Summary Mitochondrial dysfunction and synaptic damage are early pathological features of the AD-affected brain. The underlying mechanisms and strategies to rescue such injury remain elusive. There is limited mechanistic study investigating the likely interplays between mitochondrial dysfunction and neuroinflammation and their contribution to synaptic damage and tauopathy in AD and related disorder (ADRD). Age-related accumulation of toxic metabolites such as advanced glycation end products (AGEs) and methylglyoxal (MG) perturbs mitochondrial and synaptic dysfunction. Thus, clearance of these toxic metabolites are important for maintaining mitochondrial integrity. Glyoxalase 1 (GLO1) is a key enzyme for scavenging/detoxifying toxic metabolite MG to reduce AGEs formation. So far, the role of GLO1 on tau-mediated mitochondrial stress, tau pathology, neurotoxic oligomer tau metabolism, neuroinflammation, synaptic and cognitive dysfunction in AD and ADRD remains unexplored. It is unclear whether circulating AGEs metabolites correlate to synaptic mitochondrial function and glycation, whether neuronal GLO1 is a mechanistic linker between mitochondrial dysfunction and neuroinflammation and synaptic injury and if gaining of neuronal GLO1 could alleviate tau pathology and synaptic and cognitive dysfunction and slow down disease progression in AD. We hypothesize that sustained accumulation of toxic metabolites (MG/AGEs) serves as causative endogenous danger signals to initiate and accelerate mitochondrial perturbation and tau pathology, leading to neuroinflammation and synaptic failure. Clearance of AGEs metabolites by GLO1 may be important for reducing the pathophysiological modifications associated with age-related carbonyl stress and mitochondrial pathology. This proposal will address the fundamental unexplored questions of whether GLO1 is a key player in tau-induced synaptic injury, tau pathology, and neuroinflammation, whether augmentation of GLO1 proves beneficial for clearance of tau and toxic metabolites, mitochondrial quality, and cognitive function as a therapeutic strategy in AD and ADRD, whether circulating serum and platelet AGEs-related metabolites associate with cerebral mitochondrial dysfunction, and whether these toxic metabolites can serve as risk factors/biomarkers for the onset and/or progression of early AD and age-related cognitive dysfunction.

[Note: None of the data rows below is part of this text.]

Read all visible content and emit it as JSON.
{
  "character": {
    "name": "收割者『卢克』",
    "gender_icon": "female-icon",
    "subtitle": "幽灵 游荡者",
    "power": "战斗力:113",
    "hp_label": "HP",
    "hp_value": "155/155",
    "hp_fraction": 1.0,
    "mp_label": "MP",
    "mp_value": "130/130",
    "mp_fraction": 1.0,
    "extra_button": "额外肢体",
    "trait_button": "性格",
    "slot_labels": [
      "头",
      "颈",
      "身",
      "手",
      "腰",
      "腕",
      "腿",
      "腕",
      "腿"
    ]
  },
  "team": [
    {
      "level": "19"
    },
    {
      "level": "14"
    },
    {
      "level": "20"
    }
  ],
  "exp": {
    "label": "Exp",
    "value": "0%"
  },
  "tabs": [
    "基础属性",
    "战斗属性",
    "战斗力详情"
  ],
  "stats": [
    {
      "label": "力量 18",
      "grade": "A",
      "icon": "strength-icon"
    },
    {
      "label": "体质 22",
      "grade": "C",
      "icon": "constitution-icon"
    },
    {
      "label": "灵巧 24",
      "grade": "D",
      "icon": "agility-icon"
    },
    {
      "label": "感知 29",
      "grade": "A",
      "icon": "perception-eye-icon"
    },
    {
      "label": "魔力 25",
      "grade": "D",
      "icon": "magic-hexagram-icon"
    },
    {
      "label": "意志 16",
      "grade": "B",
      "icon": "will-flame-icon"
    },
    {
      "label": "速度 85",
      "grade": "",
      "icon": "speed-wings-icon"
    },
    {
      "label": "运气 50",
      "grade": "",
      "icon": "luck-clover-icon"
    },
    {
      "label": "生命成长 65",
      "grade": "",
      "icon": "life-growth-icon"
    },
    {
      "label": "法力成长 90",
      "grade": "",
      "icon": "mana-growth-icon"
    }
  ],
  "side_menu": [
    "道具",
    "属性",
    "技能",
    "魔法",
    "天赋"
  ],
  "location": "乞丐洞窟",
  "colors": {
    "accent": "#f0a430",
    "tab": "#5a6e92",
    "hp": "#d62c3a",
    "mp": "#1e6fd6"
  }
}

摘要 线粒体功能障碍和突触损伤是阿尔茨海默病的早期病理特征 大脑。抢救这种伤害的潜在机制和策略仍然难以捉摸。的确有 探讨线粒体功能障碍之间可能相互作用的有限机制研究 和神经炎症及其在AD及相关突触损伤和肌张力障碍中的作用 精神障碍(ADRD)。与年龄相关的毒性代谢物积聚，如晚期糖基化终末 产物(AGEs)和甲基乙醛(MG)扰乱线粒体和突触功能障碍。因此， 清除这些有毒的代谢物对维持线粒体的完整性很重要。 乙二酸酶1(GLO1)是清除/解毒毒性代谢物MG还原的关键酶 AGEs形成。到目前为止, GLO1在tau介导的线粒体应激、tau病理、 神经毒性寡聚体tau代谢、神经炎症、突触和认知功能障碍与AD 而ADRD仍未得到开发。 目前尚不清楚循环中的AGEs代谢产物是否与 突触线粒体功能和糖基化，神经元GLO1是否是机械性连接物 线粒体功能障碍与神经炎症和突触损伤之间的关系 神经元GLO1可减轻tau病理及突触和认知功能障碍 延缓阿尔茨海默病的进展。我们假设有毒物质的持续积累 代谢产物(MG/AGEs)作为致病的内源性危险信号启动和加速 线粒体紊乱和tau病理，导致神经炎症和突触衰竭。 GLO1对AGEs代谢产物的清除可能是减少病理生理学改变的重要因素。 与年龄相关的羰基应激和线粒体病理相关的修饰。这 该提案将解决GLO1是否是 Tau诱导的突触损伤、tau病理和神经炎症，是否增强 事实证明，GLO1有助于清除tau和有毒代谢物，提高线粒体质量，并 认知功能作为AD和ADRD的治疗策略，无论循环血清和 血小板AGEs相关代谢物与脑线粒体功能障碍相关 这些有毒的代谢物可以作为危险因素/生物标记物发生和/或进展。 早期阿尔茨海默病和年龄相关性认知功能障碍。